In this era of sparing opioids, we must diminish their use because they can produce sedation, delirium, respiratory depression, ileus, immunosuppression, lengthen ICU LOS, and worsen post- ICU patient outcome. Also in the ICU setting multimodal analgesia must be promoted. Non-opioid analgesics: acetaminophen, nefopam, ketamine, lidocaine, neuropathic agents have each been evaluated in critically ill adults with the aim of sparing opioid use and improving analgesic effectiveness.
The Royal College of Physicians, in their National Clinical Guideline, recommend that paracetamol may have a morphine sparing effect when used in combination with morphine.(Journal of Critical Care-2010 25, 458-462) After paracetamol, Nefopam is the second most frequently used non opioid medication in mechanically ventilated ICU patients. Nefopam is a non-opioid analgesic that exerts its effect by inhibiting dopamine, noradrenaline and serotonine capture in both the spinal and super spinal spaces. A 20mg dose has an analgesic effect comparable 6mg of iv morphine.
(Anaesth.Analg. 2004;98:395-400; Journal of International Medical Research2014, 42-3, 684.692).
The Royal College of Physicians suggest also the use of nitrous oxide/oxygen mixture for patients able to actively inhale the medication and manage the equipment. This tool is useful for medication of extremity trauma, it is also contraindicated under certain circumstances that are not uncommon major trauma, for example, pneumothorax, in the presence of intra-cranial air of intra-abdominal perforation. (Emergency Medicine Australasia-2011 23,761-768).
The Royal College of Physicians include in the guidelines the benefits of ketamine for mild sedation (allowing for manipulation limbs and calming of the patient), and the opiate sparing and the reduction post- traumatic stress disorder was noted.(American Journal of Emergency Medicine, 2007 25,385-390; Asad E. Patanwala, Journal of Intensive Care Medicine1-9 2015).

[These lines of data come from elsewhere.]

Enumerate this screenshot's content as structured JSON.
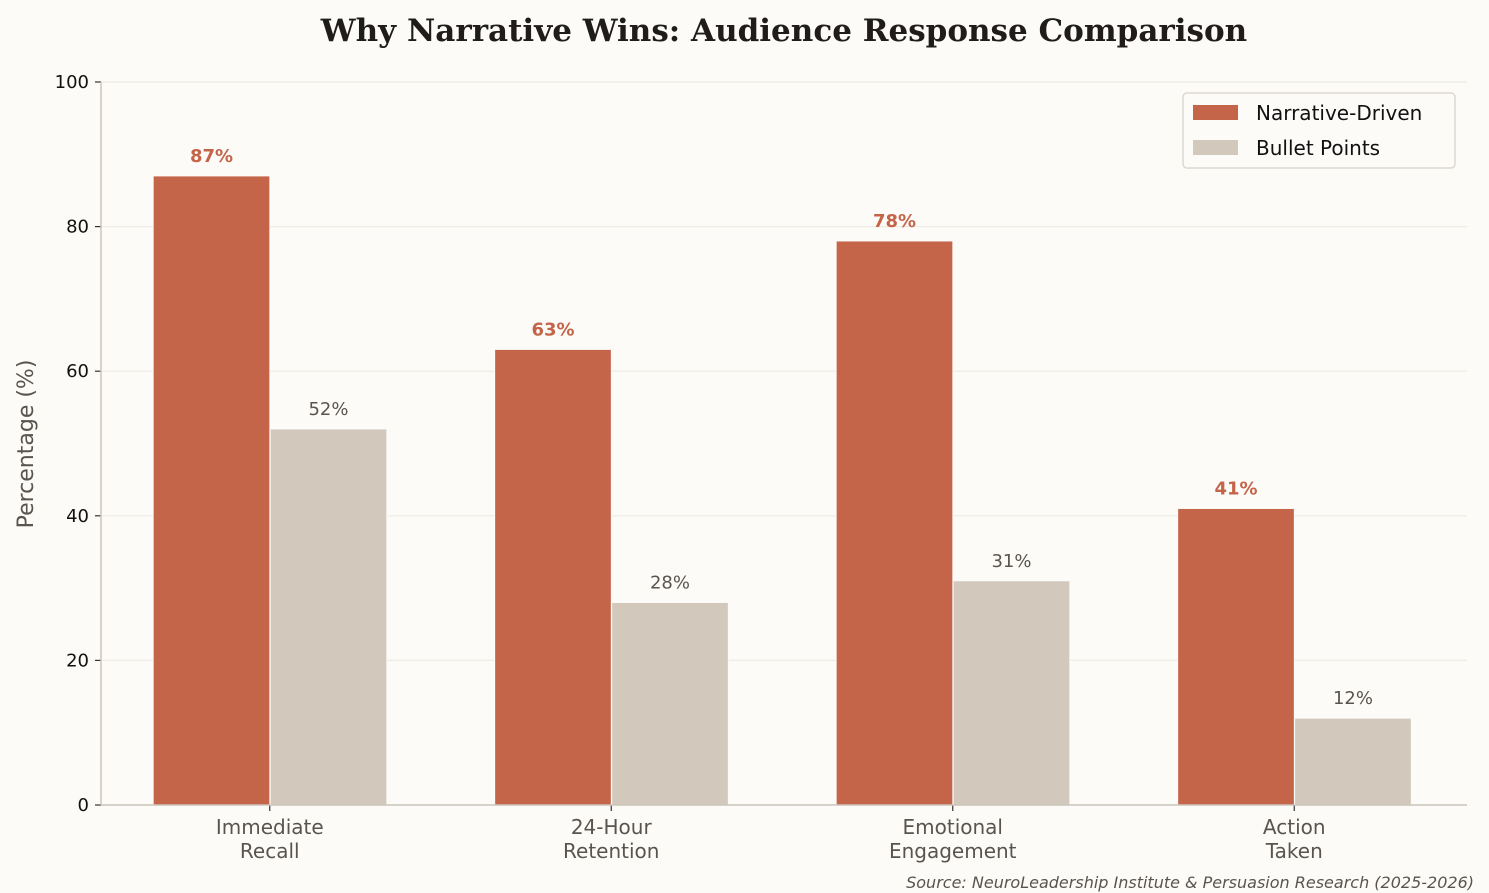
{
  "chart_data": {
    "type": "bar",
    "title": "Why Narrative Wins: Audience Response Comparison",
    "xlabel": "",
    "ylabel": "Percentage (%)",
    "ylim": [
      0,
      100
    ],
    "yticks": [
      0,
      20,
      40,
      60,
      80,
      100
    ],
    "grid": true,
    "legend_placement": "top-right",
    "categories": [
      [
        "Immediate",
        "Recall"
      ],
      [
        "24-Hour",
        "Retention"
      ],
      [
        "Emotional",
        "Engagement"
      ],
      [
        "Action",
        "Taken"
      ]
    ],
    "series": [
      {
        "name": "Narrative-Driven",
        "values": [
          87,
          63,
          78,
          41
        ],
        "labels": [
          "87%",
          "63%",
          "78%",
          "41%"
        ],
        "color": "#C4654A"
      },
      {
        "name": "Bullet Points",
        "values": [
          52,
          28,
          31,
          12
        ],
        "labels": [
          "52%",
          "28%",
          "31%",
          "12%"
        ],
        "color": "#D2C9BC"
      }
    ],
    "source": "Source: NeuroLeadership Institute & Persuasion Research (2025-2026)"
  }
}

In ICU patients who have developed opioid tolerance and addiction from opioid analgesics, N-methyl-D-aspartate (NMDA) receptor antagonists such as ketamine and magnesium can provide analgesia and prevent withdrawal. Both magnesium and ketamine, acting on NMDA, can be useful to tapering opioids and other sedatives in intensive care and to avoid Iatrogenic withdrawal syndrome (IWS). Very interesting is the role of gabapentinoids in the ICU. The area of interest should be some neuropathic pain condition like Guillan-Barre Syndrome (GBS) and multiple sclerosis. A review published on Cochrane Library showed that the management of pain in GBS is based on a pharmacotherapy, a reduction in pain severity was found when comparing gabapentin and carbamazepine to placebo. A recent randomised controlled trial by Turcotte et all, demonstrated that nabilone as an adjunctive to GBP is an effective, well-tolerated combination for MS-induced NPP. Dexmedetomidine as an analgesic has an opioid-sparing effect, which especially benefits patients with morbid obesity and obstructive sleep apnoea. Ruiquin et all, in a recent paper published on Transl Neuroscion 2015, examined the effects of chronic intrathecal infusion of DEX on paw withdrawal threshold (PWT) to mechanical stimulation as well as the concentrations of substance P and CGRP within the dorsal horn of the spinal cord of rats.

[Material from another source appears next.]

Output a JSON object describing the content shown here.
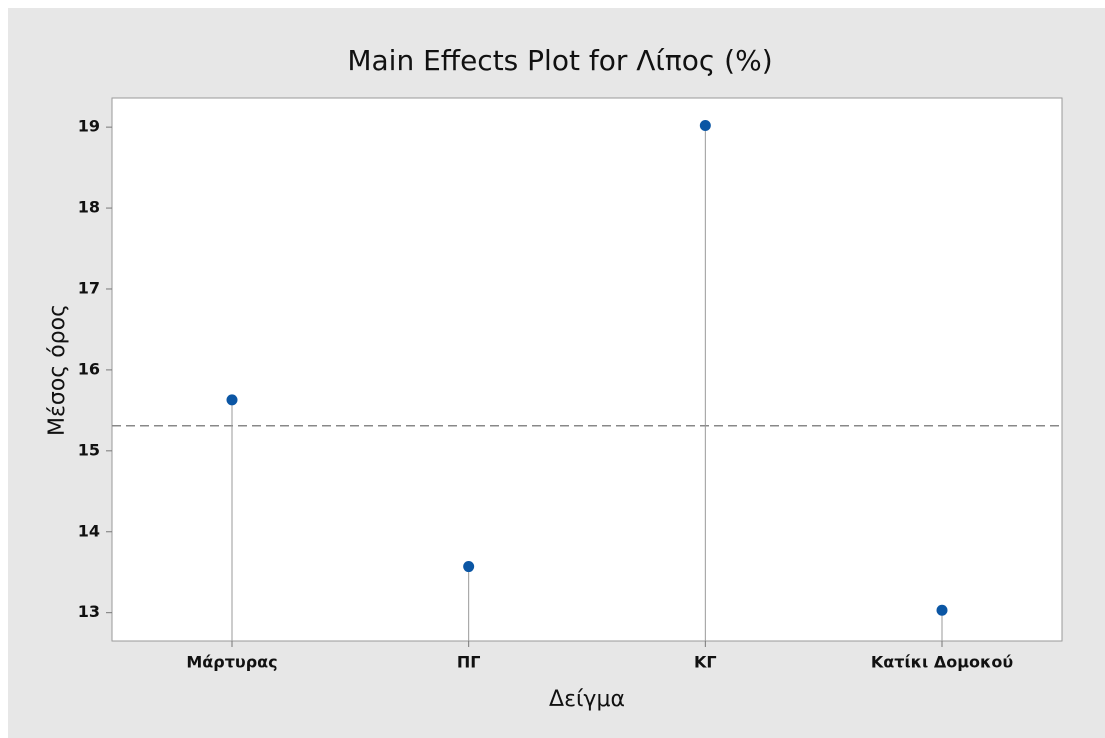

In conclusion, modern pain management in the ICU should not only address acute pain, but also aim to prevent the development of CPIP and on-going opioid use. So far, no single medication or technique has been proven as most elective in either acute management within ICU or as a preventative measure for the development of CPIP. Pharmacological strategies should involve the lowest possible dose of opioids that is still elective. Analysis of genetic polymorphisms can identify responders to particular medications and a patient’s response to treatment, providing personalised pain management in the intensive care.